Ed è proprio il curatore Rodolfo di Giammarco a proporre, durante la breve presentazione del vernissage, un paragone suggestivo tra Paolo Poli e David Bowie sottolineandone la similarità del sorriso, prova inconfutabile di un medesimo "linguaggio dell'identità". Articolata in 40 monitor come fossero 40 quadri viventi e tecnologici, che restituiscono ai visitatori momenti teatrali ed estratti della storia della carriera di Paolo Poli, la mostra presenta un allestimento davvero contemporaneo che consente al visitatore di percorrere una piacevole maratona lungo l'intera carriera del grande artista fiorentino.

Nel corso della presentazione della mostra, icoordinata dal responsabile della comunicazione del Teatro del Maggio Musicale, Paolo Klun, ha preso la parola anche il sindaco di Firenze Dario Nardella, che, salutando il direttore di Gaynews Franco Grillini seduto in prima fila, ha ricordato l'importanza di Poli anche nell'azione di scardinamento di pregiudizi e stereotipi.

Interessante anche la testimonianza del musicista Stefano Bollani che ha ricordato l'eccezionale personalità del grande artista: "Paolo Poli era uno che faceva esattamente quello che voleva fare - ha sottolineato Bollani -. Non faceva nulla per rompere le scatole, faceva quello che voleva fare senza pensare a quello che bisognava o non bisognava fare"

“Questa è la prima grande mostra dedicata a Paolo a Firenze, e la scelta della città non è casuale - dichiara per Gaynews Lucia Poli - e la particolarità è che tutto il materiale è stato digitalizzato ed è possibile vederlo nel quaranta monitor del percorso. Paolo è stato una grande personalità perché scandalizzava e veniva prima dei suoi tempi. Ha fatto Santa Rita a teatro e, all’epoca, c'è stata un'interpellanza parlamentare. Ha precorso i tempi e molti l'hanno imitato ma non si può imitare Paolo Poli perché lui aveva mille maschere. Dice Nietzsche, se le illusioni e le maschere ci consentono di vivere, liberiamo tutte le illusioni e indossiamo tutte le maschere e lui l'ha fatto"

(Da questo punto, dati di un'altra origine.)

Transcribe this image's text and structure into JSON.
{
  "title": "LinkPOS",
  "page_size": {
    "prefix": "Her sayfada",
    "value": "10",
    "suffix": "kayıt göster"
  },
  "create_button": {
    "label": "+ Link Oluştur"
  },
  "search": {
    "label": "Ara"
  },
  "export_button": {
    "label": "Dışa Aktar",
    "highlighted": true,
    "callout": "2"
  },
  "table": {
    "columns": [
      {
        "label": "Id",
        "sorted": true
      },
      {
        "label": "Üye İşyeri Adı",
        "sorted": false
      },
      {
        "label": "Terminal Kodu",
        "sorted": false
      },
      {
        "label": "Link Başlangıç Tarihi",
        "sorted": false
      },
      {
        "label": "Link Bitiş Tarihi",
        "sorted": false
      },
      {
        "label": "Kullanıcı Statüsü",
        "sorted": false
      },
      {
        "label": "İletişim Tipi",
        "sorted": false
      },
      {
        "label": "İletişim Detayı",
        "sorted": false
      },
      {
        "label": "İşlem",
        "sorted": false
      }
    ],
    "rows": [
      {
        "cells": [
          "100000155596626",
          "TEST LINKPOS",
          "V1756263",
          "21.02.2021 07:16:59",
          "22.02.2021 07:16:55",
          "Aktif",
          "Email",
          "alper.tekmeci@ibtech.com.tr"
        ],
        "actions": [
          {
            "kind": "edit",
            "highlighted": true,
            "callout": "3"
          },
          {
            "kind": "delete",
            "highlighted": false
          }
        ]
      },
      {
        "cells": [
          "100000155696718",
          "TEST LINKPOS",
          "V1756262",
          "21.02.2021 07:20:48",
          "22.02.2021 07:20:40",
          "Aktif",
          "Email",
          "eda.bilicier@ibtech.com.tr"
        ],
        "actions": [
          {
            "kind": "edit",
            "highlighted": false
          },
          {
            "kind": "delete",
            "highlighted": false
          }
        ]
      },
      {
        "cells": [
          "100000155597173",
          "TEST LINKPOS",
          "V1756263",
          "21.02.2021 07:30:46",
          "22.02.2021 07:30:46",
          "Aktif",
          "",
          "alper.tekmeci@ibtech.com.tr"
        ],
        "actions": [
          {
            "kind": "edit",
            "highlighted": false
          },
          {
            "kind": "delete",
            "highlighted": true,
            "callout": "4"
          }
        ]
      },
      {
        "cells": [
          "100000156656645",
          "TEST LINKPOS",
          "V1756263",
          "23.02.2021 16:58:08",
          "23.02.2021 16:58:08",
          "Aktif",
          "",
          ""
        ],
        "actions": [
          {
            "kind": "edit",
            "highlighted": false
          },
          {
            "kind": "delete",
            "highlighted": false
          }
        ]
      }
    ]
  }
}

“Paolo Poli era un maestro e come molti maestri non lascia dietro di sè nessuno. Era unico e non può essere sostituito - aggiunge lo scrittore Stefano Benni, ospite dell'inaugurazione della mostra - questa mostra serve a non dimenticarlo perché non c'è un altro Paolo Poli".

Sarà possibile visitare la mostra “Paolo Poli è…” fino al 6 gennaio 2018 presso il Teatro del Maggio Musicale Fiiorentino, in piazza Vittorio Gui, 1 a Firenze.